The Seattle Seahawks didn’t just win their second Super Bowl — they imposed their will on a New England Patriots team that never found its footing. What unfolded at Levi’s Stadium was less a back‑and‑forth title fight and more a four‑quarter demonstration of what happens when a defense hits its peak at the exact right moment.
Below is a full breakdown of the game, Bad Bunny’s halftime takeover, and where this Seahawks team fits in the broader NFL hierarchy.
How Seattle Took Control of Super Bowl LX
Seattle beat New England 29–13, a score that actually undersells how lopsided the night was. The Seahawks’ defense suffocated Drake Maye from the opening drive, sacking him six times and forcing three turnovers, a performance that set the tone and never let the Patriots breathe.

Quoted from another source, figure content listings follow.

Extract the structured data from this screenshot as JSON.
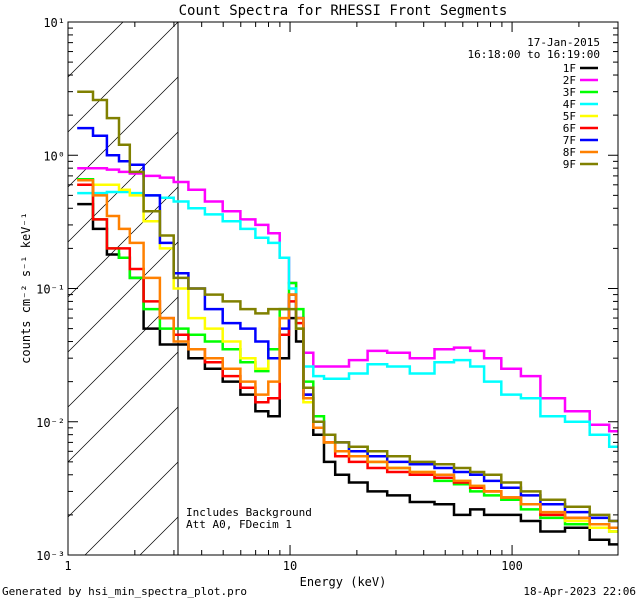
{
  "chart_data": {
    "type": "line",
    "title": "Count Spectra for RHESSI Front Segments",
    "xlabel": "Energy (keV)",
    "ylabel": "counts cm⁻² s⁻¹ keV⁻¹",
    "xscale": "log",
    "yscale": "log",
    "xlim": [
      1,
      300
    ],
    "ylim": [
      0.001,
      10
    ],
    "x_tick_labels": [
      "1",
      "10",
      "100"
    ],
    "y_tick_labels": [
      "10⁻³",
      "10⁻²",
      "10⁻¹",
      "10⁰",
      "10¹"
    ],
    "shaded_region": {
      "x_from": 1,
      "x_to": 3,
      "pattern": "diagonal hatch"
    },
    "date": "17-Jan-2015",
    "time_range": "16:18:00 to 16:19:00",
    "annotations": [
      "Includes Background",
      "Att A0, FDecim 1"
    ],
    "x": [
      1.2,
      1.4,
      1.6,
      1.8,
      2.0,
      2.4,
      2.8,
      3.2,
      3.8,
      4.5,
      5.5,
      6.5,
      7.5,
      8.5,
      9.5,
      10.3,
      11.0,
      12.0,
      13.5,
      15.0,
      17.0,
      20.0,
      25.0,
      30.0,
      40.0,
      50.0,
      60.0,
      70.0,
      80.0,
      100.0,
      120.0,
      150.0,
      200.0,
      250.0,
      300.0
    ],
    "series": [
      {
        "name": "1F",
        "color": "#000000",
        "values": [
          0.43,
          0.28,
          0.18,
          0.17,
          0.12,
          0.05,
          0.038,
          0.038,
          0.03,
          0.025,
          0.02,
          0.016,
          0.012,
          0.011,
          0.03,
          0.06,
          0.04,
          0.015,
          0.008,
          0.005,
          0.004,
          0.0035,
          0.003,
          0.0028,
          0.0025,
          0.0024,
          0.002,
          0.0022,
          0.002,
          0.002,
          0.0018,
          0.0015,
          0.0016,
          0.0013,
          0.0012
        ]
      },
      {
        "name": "2F",
        "color": "#ff00ff",
        "values": [
          0.8,
          0.8,
          0.78,
          0.75,
          0.73,
          0.7,
          0.68,
          0.63,
          0.55,
          0.45,
          0.38,
          0.33,
          0.3,
          0.26,
          0.17,
          0.11,
          0.06,
          0.033,
          0.026,
          0.026,
          0.026,
          0.029,
          0.034,
          0.033,
          0.03,
          0.035,
          0.036,
          0.034,
          0.03,
          0.025,
          0.022,
          0.015,
          0.012,
          0.0095,
          0.0085
        ]
      },
      {
        "name": "3F",
        "color": "#00ff00",
        "values": [
          0.66,
          0.33,
          0.2,
          0.17,
          0.12,
          0.07,
          0.05,
          0.05,
          0.045,
          0.04,
          0.035,
          0.028,
          0.024,
          0.035,
          0.07,
          0.11,
          0.07,
          0.02,
          0.011,
          0.007,
          0.006,
          0.0065,
          0.005,
          0.0045,
          0.004,
          0.0036,
          0.0034,
          0.003,
          0.0028,
          0.0026,
          0.0022,
          0.0019,
          0.0017,
          0.0016,
          0.0015
        ]
      },
      {
        "name": "4F",
        "color": "#00ffff",
        "values": [
          0.52,
          0.52,
          0.53,
          0.53,
          0.52,
          0.5,
          0.48,
          0.45,
          0.4,
          0.36,
          0.32,
          0.28,
          0.24,
          0.22,
          0.17,
          0.1,
          0.05,
          0.026,
          0.022,
          0.021,
          0.021,
          0.023,
          0.027,
          0.026,
          0.023,
          0.028,
          0.029,
          0.026,
          0.02,
          0.016,
          0.015,
          0.011,
          0.01,
          0.008,
          0.0065
        ]
      },
      {
        "name": "5F",
        "color": "#ffff00",
        "values": [
          0.6,
          0.6,
          0.6,
          0.55,
          0.5,
          0.32,
          0.2,
          0.1,
          0.06,
          0.05,
          0.04,
          0.03,
          0.025,
          0.03,
          0.06,
          0.09,
          0.05,
          0.014,
          0.009,
          0.007,
          0.006,
          0.0055,
          0.005,
          0.0045,
          0.0042,
          0.0038,
          0.0036,
          0.0033,
          0.003,
          0.0027,
          0.0024,
          0.002,
          0.0018,
          0.0016,
          0.0015
        ]
      },
      {
        "name": "6F",
        "color": "#ff0000",
        "values": [
          0.6,
          0.33,
          0.2,
          0.2,
          0.14,
          0.08,
          0.06,
          0.045,
          0.035,
          0.028,
          0.022,
          0.018,
          0.014,
          0.015,
          0.045,
          0.08,
          0.055,
          0.016,
          0.009,
          0.007,
          0.0055,
          0.005,
          0.0045,
          0.0042,
          0.004,
          0.0038,
          0.0035,
          0.0032,
          0.003,
          0.0027,
          0.0024,
          0.002,
          0.0019,
          0.0017,
          0.0016
        ]
      },
      {
        "name": "7F",
        "color": "#0000ff",
        "values": [
          1.6,
          1.4,
          1.0,
          0.9,
          0.85,
          0.5,
          0.22,
          0.13,
          0.1,
          0.07,
          0.055,
          0.05,
          0.04,
          0.03,
          0.05,
          0.09,
          0.06,
          0.016,
          0.01,
          0.008,
          0.007,
          0.006,
          0.0055,
          0.005,
          0.0048,
          0.0045,
          0.0042,
          0.004,
          0.0036,
          0.0032,
          0.0028,
          0.0024,
          0.0021,
          0.0019,
          0.0018
        ]
      },
      {
        "name": "8F",
        "color": "#ff8000",
        "values": [
          0.65,
          0.5,
          0.35,
          0.28,
          0.22,
          0.12,
          0.06,
          0.04,
          0.035,
          0.03,
          0.025,
          0.02,
          0.016,
          0.02,
          0.06,
          0.09,
          0.06,
          0.015,
          0.009,
          0.007,
          0.006,
          0.0055,
          0.005,
          0.0045,
          0.0042,
          0.004,
          0.0036,
          0.0033,
          0.003,
          0.0027,
          0.0024,
          0.0021,
          0.0019,
          0.0017,
          0.0016
        ]
      },
      {
        "name": "9F",
        "color": "#808000",
        "values": [
          3.0,
          2.6,
          1.9,
          1.2,
          0.75,
          0.38,
          0.25,
          0.12,
          0.1,
          0.09,
          0.08,
          0.07,
          0.065,
          0.07,
          0.07,
          0.07,
          0.05,
          0.018,
          0.01,
          0.008,
          0.007,
          0.0065,
          0.006,
          0.0055,
          0.005,
          0.0048,
          0.0045,
          0.0042,
          0.004,
          0.0035,
          0.003,
          0.0026,
          0.0023,
          0.002,
          0.0018
        ]
      }
    ]
  },
  "footer": {
    "generator": "Generated by hsi_min_spectra_plot.pro",
    "timestamp": "18-Apr-2023 22:06"
  }
}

Jason Myers did something no kicker had ever done on this stage: he hit five field goals, a Super Bowl record that kept Seattle in command even when drives stalled.
Sam Darnold didn’t need to be spectacular — he needed to be steady — and that’s exactly what he delivered with 202 passing yards and a touchdown, while Kenneth Walker III took over the game on the ground with 135 rushing yards, earning him Super Bowl MVP honors.
By the time the fourth quarter arrived, Seattle’s defense had broken New England’s protection schemes entirely. The Patriots’ lone touchdown came in garbage time, long after the outcome was decided. This wasn’t revenge for the Malcolm Butler interception; it was closure.
Bad Bunny’s Halftime Performance: A Cultural Flashpoint
Bad Bunny’s halftime show was always going to be a moment — the only question was what kind. What he delivered was a 13‑minute, fully Spanish‑language performance, the first of its kind on the Super Bowl stage.
He opened with “Tití Me Preguntó,” moved into “Yo Perreo Sola,” and built the set around Puerto Rican cultural imagery. Lady Gaga and Ricky Martin joined him, turning the field into a cross‑generational, cross‑genre collision that felt engineered to make a statement rather than chase nostalgia.
The reaction online was immediate — and divided.
Celebrities like Kacey Musgraves and Tom Brady praised the performance, calling it “amazing” and “history‑making.”
At the same time, conservative commentators and MAGA‑aligned voices blasted the show, framing it as overly political or culturally “out of place” for the Super Bowl stage.
In other words: the performance did exactly what Bad Bunny intended — it sparked conversation, not consensus.
Where This Seahawks Team Ranks in NFL History
Seattle didn’t stumble into this championship. They entered the postseason as the NFC’s top seed, a 14‑win team with the league’s best defense.
Their Super Bowl performance wasn’t a one‑off outlier — it was the final chapter of a season defined by defensive consistency, a revitalized offense, and a coaching staff that maximized every piece on the roster.

So where do they rank historically?
They’re not the 1985 Bears or the early‑2000s Patriots — those dynasties lived in a different tier. But they belong in the conversation with the best single‑season champions of the modern era: teams like the 2013 Seahawks, the 2015 Broncos, and the 2019 Chiefs.
This was a complete team with a clear identity, a dominant defense, and a postseason run that left no doubt. Seattle didn’t just win a championship. They authored a season that will be referenced every time a defense starts terrorizing the league again.